Rio Hope-Gund, CB, Georgetown
If Portland chooses to go the center back route, they could do worse than Hope-Gund. He was a key figure in the defense of Georgetown’s 2019 title winning team (who defeated now Orlando City star Daryl Dike’s Virginia side), and he comes from a college program that has a pedigree for producing top-level players. A slightly-shorter-than-ideal center back at six feet tall, Hope-Gund still projects as a strong and mobile defender who could matchup well against MLS attackers. The Timbers could still use another center back on their roster, so if the team feels that Hope-Gund projects better than 2020 draft selection Zac McGraw, they could pick him up here.

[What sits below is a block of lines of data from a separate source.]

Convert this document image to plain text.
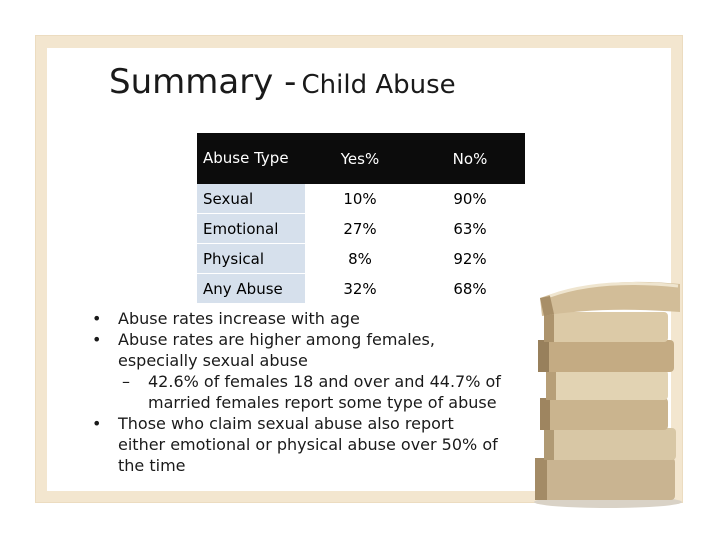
Summary - Child Abuse
Abuse Type	Yes%	No%
Sexual	10%	90%
Emotional	27%	63%
Physical	8%	92%
Any Abuse	32%	68%
• Abuse rates increase with age
• Abuse rates are higher among females,
especially sexual abuse
– 42.6% of females 18 and over and 44.7% of
married females report some type of abuse
• Those who claim sexual abuse also report
either emotional or physical abuse over 50% of
the time
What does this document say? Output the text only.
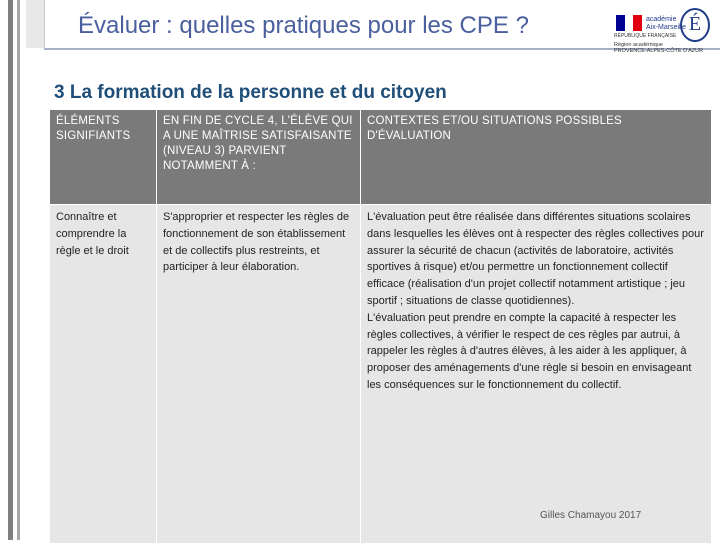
Évaluer : quelles pratiques pour les CPE ?	RÉPUBLIQUE FRANÇAISE
académie
Aix-Marseille É
Région académique
PROVENCE-ALPES-CÔTE D'AZUR
3 La formation de la personne et du citoyen
ÉLÉMENTS SIGNIFIANTS	EN FIN DE CYCLE 4, L'ÉLÈVE QUI A UNE MAÎTRISE SATISFAISANTE (NIVEAU 3) PARVIENT NOTAMMENT À :	CONTEXTES ET/OU SITUATIONS POSSIBLES D'ÉVALUATION
Connaître et comprendre la règle et le droit	S'approprier et respecter les règles de fonctionnement de son établissement et de collectifs plus restreints, et participer à leur élaboration.	L'évaluation peut être réalisée dans différentes situations scolaires dans lesquelles les élèves ont à respecter des règles collectives pour assurer la sécurité de chacun (activités de laboratoire, activités sportives à risque) et/ou permettre un fonctionnement collectif efficace (réalisation d'un projet collectif notamment artistique ; jeu sportif ; situations de classe quotidiennes).
L'évaluation peut prendre en compte la capacité à respecter les règles collectives, à vérifier le respect de ces règles par autrui, à rappeler les règles à d'autres élèves, à les aider à les appliquer, à proposer des aménagements d'une règle si besoin en envisageant les conséquences sur le fonctionnement du collectif.
Gilles Chamayou 2017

Bret Halsey, M/RB, Virginia
Another player that played in the midfield but projects as a right back, Halsey has recently shot up some big boards. He has a high work rate and the kind of passing versatility that could make him a flexible and useful right back. He also comes with the reputation of being a very coachable player. Portland is still in need of right back depth, but they may be answering it with a loan move for Josecarlos Van Rankin. Halsey could be a good option if the loan move doesn’t pan out, or Portland wants additional depth at multiple positions.
Luther Archimede, F, Syracuse
More of a wildcard pick, as forward isn’t as pressing of a need for Portland as the backline. But with Ebobisse and Felipe Mora as the only two projected forwards on the depth chart until Jaroslaw Niezgoda recovers, Archimede could be an option if the team is looking to pick up forward depth. A player who projects as a fringe top-ten pick, Archimede didn’t have the greatest of 2019 seasons with the Orange. Still, he posseses the size and technical abilities to develop into an impact player at the pro level. He would take up an international slot, however, and Portland has bigger needs elsewhere, so while in the realm of possibility, Portland picking Archimede at eight isn’t likely.
So what do you think, Rose City? Who of the above should the Timbers pick? Anyone not mentioned here that they should draft instead? Think they should do something crazy, like trade the pick for a chest full of TAM? Leave your thoughts below!